By morning the air had cleared. Morgret glanced out the window. The creek winding down from the mountains had swelled from the rainstorm. In the distance, he could see a few wild horses trotting around in the meadows.

He got up, stepped in a puddle of cold water, and sat down on a card-table chair to peel off his soggy, threadbare socks. After using the crapper out back, he shuffled to the two gasoline pumps under the rickety aluminum awning. He had nothing better to do than spend the day waiting for customers who would never come.

Highway 178 wound through the mountains, descending into the great desert basin of dry lake beds, military testing ranges, and Death Valley.
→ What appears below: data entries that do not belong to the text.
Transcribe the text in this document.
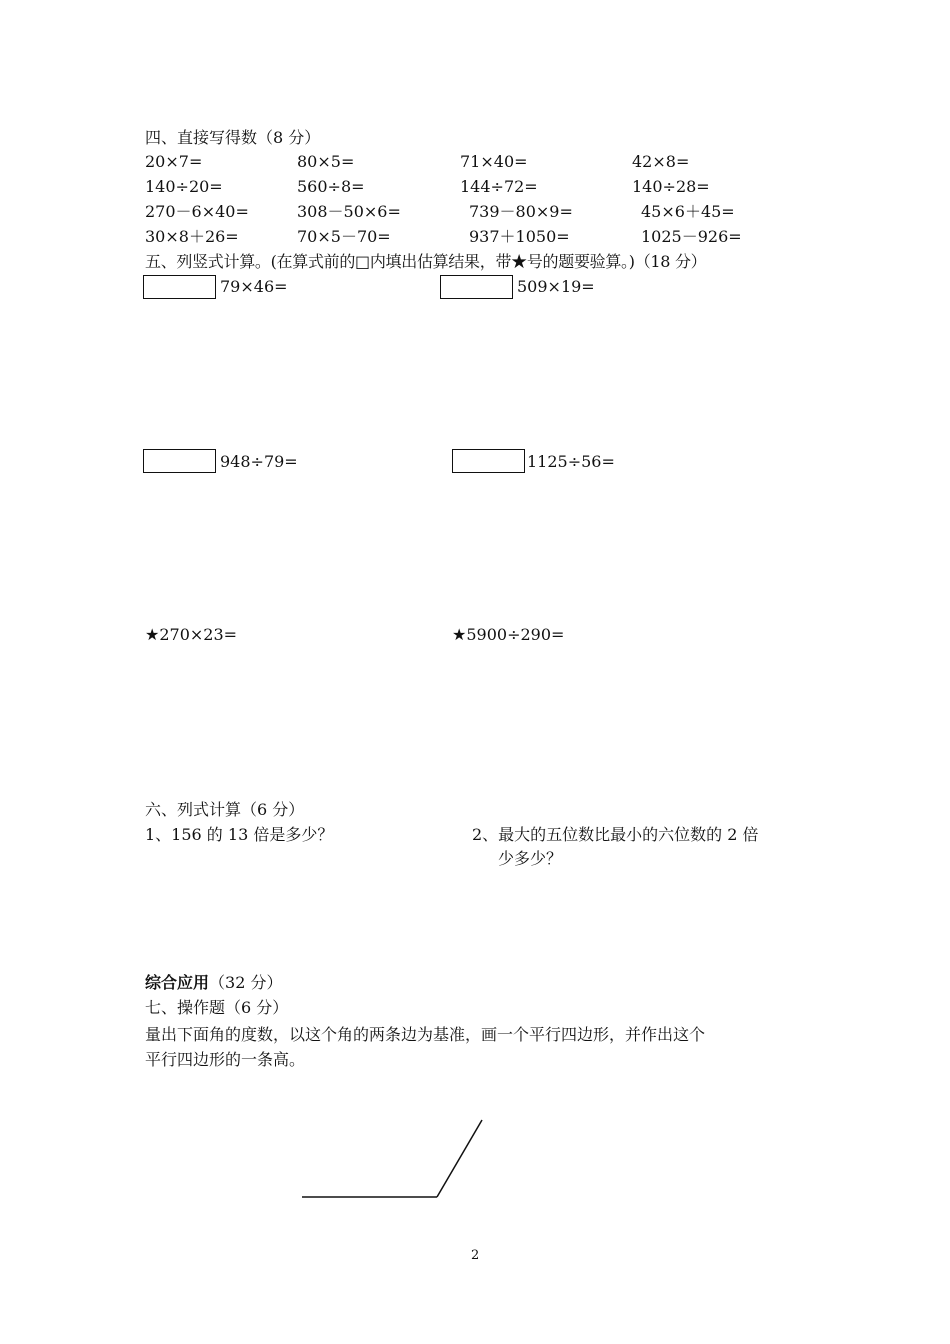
四、直接写得数（8 分）
20×7=	80×5=	71×40=	42×8=
140÷20=	560÷8=	144÷72=	140÷28=
270－6×40=	308－50×6=	739－80×9=	45×6＋45=
30×8＋26=	70×5－70=	937＋1050=	1025－926=
五、列竖式计算。(在算式前的□内填出估算结果，带★号的题要验算。)（18 分）
79×46=	509×19=
948÷79=	1125÷56=
★270×23=	★5900÷290=
六、列式计算（6 分）
1、156 的 13 倍是多少？	2、最大的五位数比最小的六位数的 2 倍
少多少？
综合应用（32 分）
七、操作题（6 分）
量出下面角的度数，以这个角的两条边为基准，画一个平行四边形，并作出这个
平行四边形的一条高。
2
Morgret hadn’t seen any traffic on the road for two days, and the last car had not stopped by. No traffic, no customers. No customers, no income. No income, nothing to pay off the creditors.
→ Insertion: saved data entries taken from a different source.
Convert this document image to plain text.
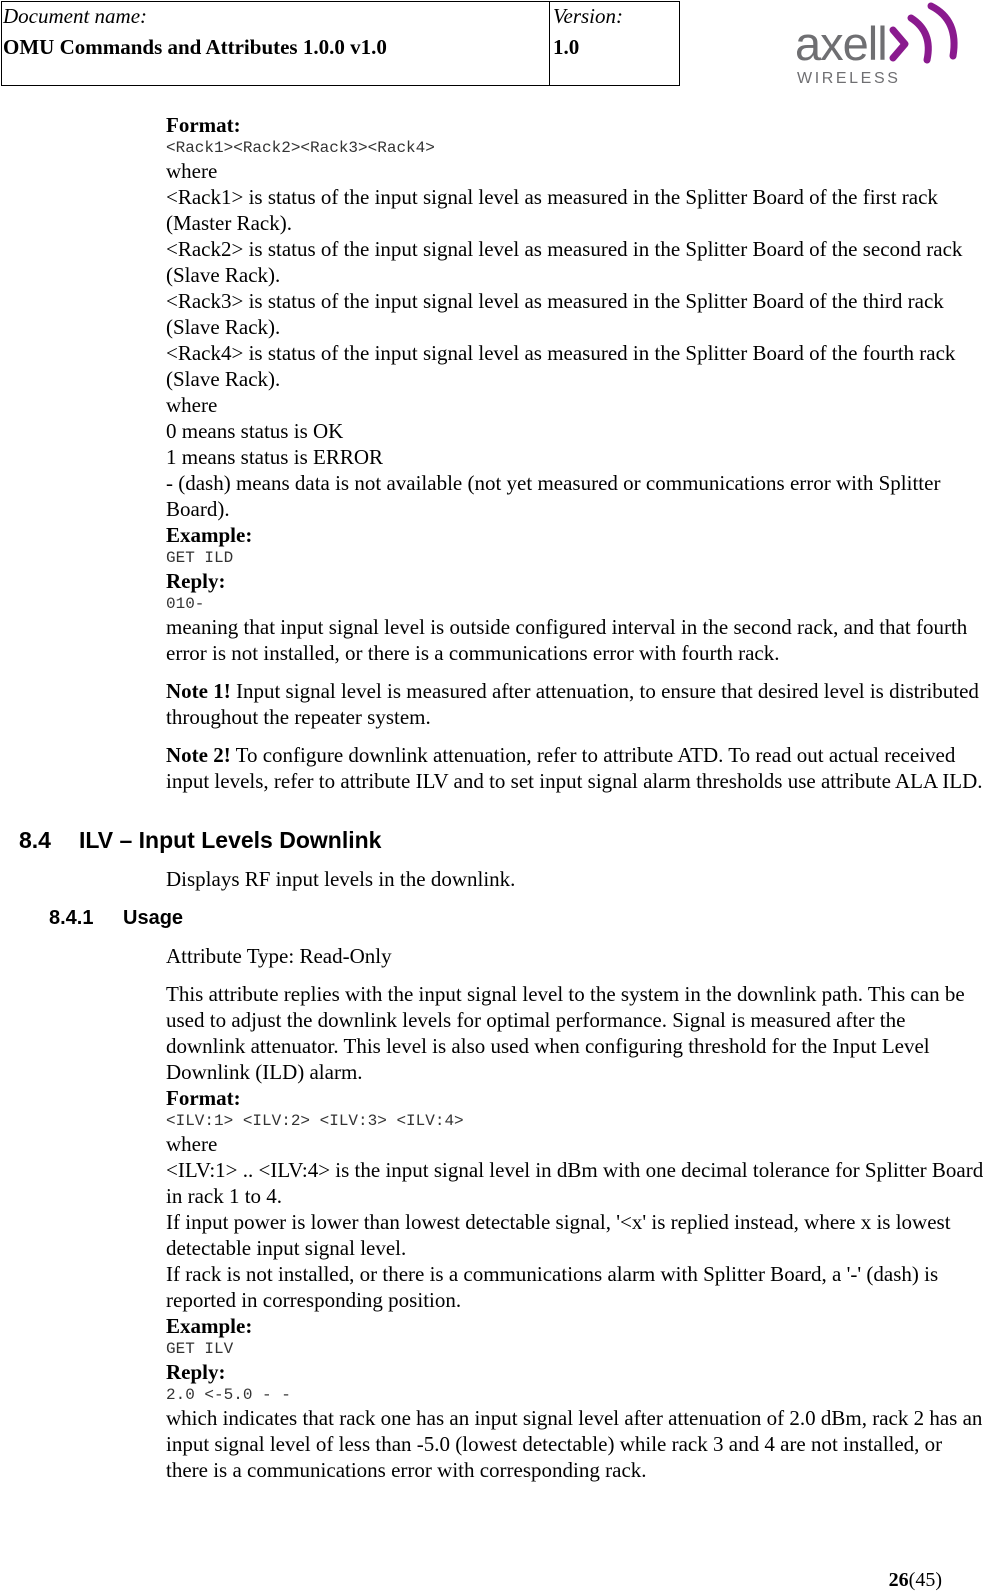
Document name:
OMU Commands and Attributes 1.0.0 v1.0
Version:
1.0	axell
WIRELESS

Format:

<Rack1><Rack2><Rack3><Rack4>

where

<Rack1> is status of the input signal level as measured in the Splitter Board of the first rack (Master Rack).

<Rack2> is status of the input signal level as measured in the Splitter Board of the second rack (Slave Rack).

<Rack3> is status of the input signal level as measured in the Splitter Board of the third rack (Slave Rack).

<Rack4> is status of the input signal level as measured in the Splitter Board of the fourth rack (Slave Rack).

where

0 means status is OK

1 means status is ERROR

- (dash) means data is not available (not yet measured or communications error with Splitter Board).

Example:

GET ILD

Reply:

010-

meaning that input signal level is outside configured interval in the second rack, and that fourth error is not installed, or there is a communications error with fourth rack.

Note 1! Input signal level is measured after attenuation, to ensure that desired level is distributed throughout the repeater system.

Note 2! To configure downlink attenuation, refer to attribute ATD. To read out actual received input levels, refer to attribute ILV and to set input signal alarm thresholds use attribute ALA ILD.

8.4 ILV – Input Levels Downlink

Displays RF input levels in the downlink.

8.4.1 Usage

Attribute Type: Read-Only

This attribute replies with the input signal level to the system in the downlink path. This can be used to adjust the downlink levels for optimal performance. Signal is measured after the downlink attenuator. This level is also used when configuring threshold for the Input Level Downlink (ILD) alarm.

Format:

<ILV:1> <ILV:2> <ILV:3> <ILV:4>

where

<ILV:1> .. <ILV:4> is the input signal level in dBm with one decimal tolerance for Splitter Board in rack 1 to 4.

If input power is lower than lowest detectable signal, '<x' is replied instead, where x is lowest detectable input signal level.

If rack is not installed, or there is a communications alarm with Splitter Board, a '-' (dash) is reported in corresponding position.

Example:

GET ILV

Reply:

2.0 <-5.0 - -

which indicates that rack one has an input signal level after attenuation of 2.0 dBm, rack 2 has an input signal level of less than -5.0 (lowest detectable) while rack 3 and 4 are not installed, or there is a communications error with corresponding rack.

26(45)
The gas—both regular and unleaded—smelled awful even to him, and worse yet, it wouldn’t burn. Some environmental shit, probably, and that frightened him. If the government found out, he’d probably have to rip out his buried tanks and install new liners. In that case, Morgret would just up and abandon the gas station, leaving it for the crows.

The Oilstar tanker truck had not come up from Bakersfield with his delivery this week—but Morgret had no money to pay the driver anyway, and his credit was as good as wet toilet paper. Morgret wondered if he was liable to the oil company for contaminated gas.

He laid an old newspaper on the seat of his lawn chair to keep his pants from getting wet. The morning remained cool, but he sat in the shade because the air was bound to get warmer and he wouldn’t feel much like moving in an hour or so. Morgret lounged back to watch the world go by.

Except the world wasn’t going by. No traffic. Nothing.

* * *

Toward midmorning he heard a hollow, clopping sound coming down the road; it took him a moment to recognize the sound of shod horses, not the roaming wild herd. In a moment, three riders came around the curve. They wore canvas panchos dotted with dark splotches from leftover raindrops. All three had long hair; the smallest, youngest-looking man had a thin moustache, but the other two were cleanshaven. Morgret recognized the broad-shouldered Hispanic man on the black stallion at once. Morgret struggled to get up from his folding lawn chair by the time Carlos Bettario rode up to the gas pump.